In order to open all these files in parallel, I figured the best way would be a dictionary of file objects. But I am stuck in trying to do the above operations.

Is my method the best possible one (complexity-wise)?

Is there a better method?

Actually, it would be possible to hold 10,000,000 lines in memory.

Make a dictionary where the keys are number of people and values are lists of average age where each element of the list comes a different file. Therefore, if there are 100 files, each of your lists will have 100 elements.

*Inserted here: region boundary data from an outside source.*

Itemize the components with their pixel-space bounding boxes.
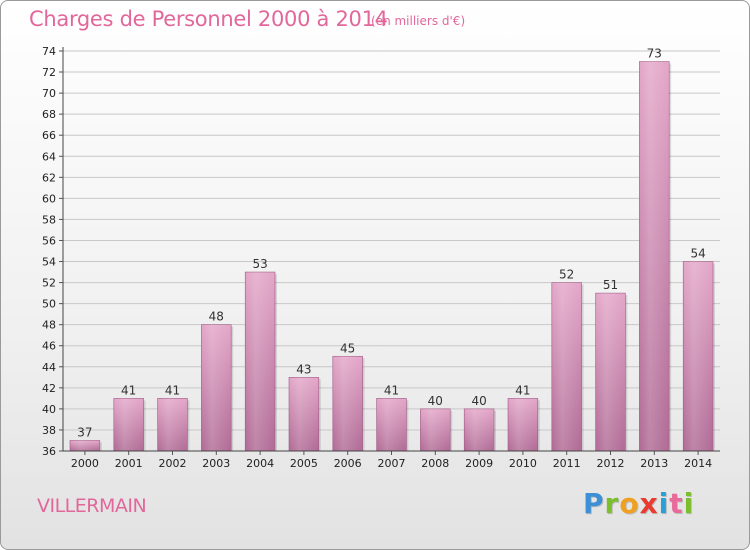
- bar-highlight: [332, 356, 363, 451]
- y-tick-label: 46: [42, 340, 56, 353]
- y-tick-label: 38: [42, 424, 56, 437]
- bar-highlight: [157, 398, 188, 451]
- x-tick-label: 2004: [246, 457, 274, 470]
- y-tick-label: 66: [42, 129, 56, 142]
- bar-highlight: [376, 398, 407, 451]
- bar-value-label: 37: [77, 425, 92, 439]
- bar-value-label: 41: [384, 383, 399, 397]
- x-tick-label: 2010: [509, 457, 537, 470]
- x-tick-label: 2002: [159, 457, 187, 470]
- bar-value-label: 41: [121, 383, 136, 397]
- y-tick-label: 52: [42, 277, 56, 290]
- x-tick-label: 2014: [684, 457, 712, 470]
- commune-name: VILLERMAIN: [37, 495, 147, 517]
- bar-value-label: 48: [209, 310, 224, 324]
- logo-letter: i: [658, 487, 670, 520]
- bar-value-label: 73: [647, 47, 662, 61]
- chart-title: Charges de Personnel 2000 à 2014: [29, 7, 388, 31]
- bar-value-label: 41: [165, 383, 180, 397]
- bar-highlight: [201, 324, 232, 451]
- y-tick-label: 58: [42, 213, 56, 226]
- y-tick-label: 54: [42, 256, 56, 269]
- y-tick-label: 64: [42, 150, 56, 163]
- bar-highlight: [639, 61, 670, 452]
- y-tick-label: 50: [42, 298, 56, 311]
- bar-value-label: 40: [471, 394, 486, 408]
- proxiti-logo: Proxiti: [583, 487, 694, 520]
- y-tick-label: 56: [42, 234, 56, 247]
- bar-highlight: [508, 398, 538, 451]
- x-tick-label: 2009: [465, 457, 493, 470]
- bar-highlight: [595, 293, 626, 451]
- x-tick-label: 2008: [421, 457, 449, 470]
- bar-highlight: [464, 408, 494, 451]
- bar-highlight: [683, 261, 713, 451]
- logo-letter: i: [683, 487, 695, 520]
- x-tick-label: 2003: [202, 457, 230, 470]
- y-tick-label: 70: [42, 87, 56, 100]
- logo-letter: r: [604, 487, 620, 520]
- chart-subtitle: (en milliers d'€): [371, 14, 466, 28]
- x-tick-label: 2012: [597, 457, 625, 470]
- bar-value-label: 43: [296, 362, 311, 376]
- y-tick-label: 74: [42, 45, 56, 58]
- y-tick-label: 36: [42, 445, 56, 458]
- bar-value-label: 51: [603, 278, 618, 292]
- bar-value-label: 41: [515, 383, 530, 397]
- y-tick-label: 44: [42, 361, 56, 374]
- x-tick-label: 2013: [640, 457, 668, 470]
- bar-value-label: 53: [252, 257, 267, 271]
- bar-highlight: [289, 377, 319, 451]
- x-tick-label: 2011: [553, 457, 581, 470]
- logo-letter: o: [619, 487, 640, 520]
- y-tick-label: 40: [42, 403, 56, 416]
- logo-letter: x: [639, 487, 659, 520]
- y-tick-label: 62: [42, 171, 56, 184]
- bar-value-label: 45: [340, 341, 355, 355]
- x-tick-label: 2005: [290, 457, 318, 470]
- bar-highlight: [70, 440, 100, 451]
- y-tick-label: 60: [42, 192, 56, 205]
- bar-value-label: 52: [559, 268, 574, 282]
- logo-letter: t: [669, 487, 684, 520]
- y-tick-label: 72: [42, 66, 56, 79]
- y-tick-label: 68: [42, 108, 56, 121]
- x-tick-label: 2000: [71, 457, 99, 470]
- bar-highlight: [420, 408, 451, 451]
- bar-value-label: 40: [428, 394, 443, 408]
- x-tick-label: 2006: [334, 457, 362, 470]
- x-tick-label: 2007: [378, 457, 406, 470]
- y-tick-label: 42: [42, 382, 56, 395]
- x-tick-label: 2001: [115, 457, 143, 470]
- y-tick-label: 48: [42, 319, 56, 332]
- bar-highlight: [113, 398, 144, 451]
- logo-letter: P: [583, 487, 605, 520]
- bar-highlight: [551, 282, 582, 451]
- bar-highlight: [245, 272, 275, 451]
- bar-value-label: 54: [690, 247, 705, 261]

This way, you don't need to store the file objects in a dict

Hope this helps

Why not take a simple approach:

Open each file sequentially and read its lines to fill an in-memory data structure
Perform statistics on the in-memory data structure

Here is a self-contained example with 3 "files", each containing 3 lines. It uses StringIO for convenience instead of actual files:

#!/usr/bin/env python
# coding: utf-8

from StringIO import StringIO

# for this example, each "file" has 3 lines instead of 100000
f1 = '1\t10\n2\t11\n3\t12'
f2 = '1\t13\n2\t14\n3\t15'
f3 = '1\t16\n2\t17\n3\t18'

files = [f1, f2, f3]

# data is a list of dictionaries mapping population to average age
# i.e. data[0][10000] contains the average age in location 0 (files[0]) with
# population of 10000.
data = []

for i,filename in enumerate(files):
    f = StringIO(filename)
    # f = open(filename, 'r')
    data.append(dict())

    for line in f:
        population, average_age = (int(s) for s in line.split('\t'))
        data[i][population] = average_age

print data

# gather custom statistics on the data

# i.e. here's how to calculate the average age across all locations where
# population is 2:
num_locations = len(data)
pop2_avg = sum((data[loc][2] for loc in xrange(num_locations)))/num_locations
print 'Average age with population 2 is', pop2_avg, 'years old'

The output is:

[{1: 10, 2: 11, 3: 12}, {1: 13, 2: 14, 3: 15}, {1: 16, 2: 17, 3: 18}]
Average age with population 2 is 14 years old

I ... don't know if I like this approach, but it's possible that it could work for you. It has the potential to consume large amounts of memory, but may do what you need it to. I make the assumption that your data files are numbered. If that's not the case this may need adaptation.

# open the files.
handles = [open('file-%d.txt' % i) for i in range(1, 101)]

# loop for the number of lines.
for line in range(100000):
  lines = [fh.readline() for fh in handles]

  # Some sort of processing for the list of lines.

That may get close to what you need, but again, I don't know that I like it. If you have any files that don't have the same number of lines this could run into trouble.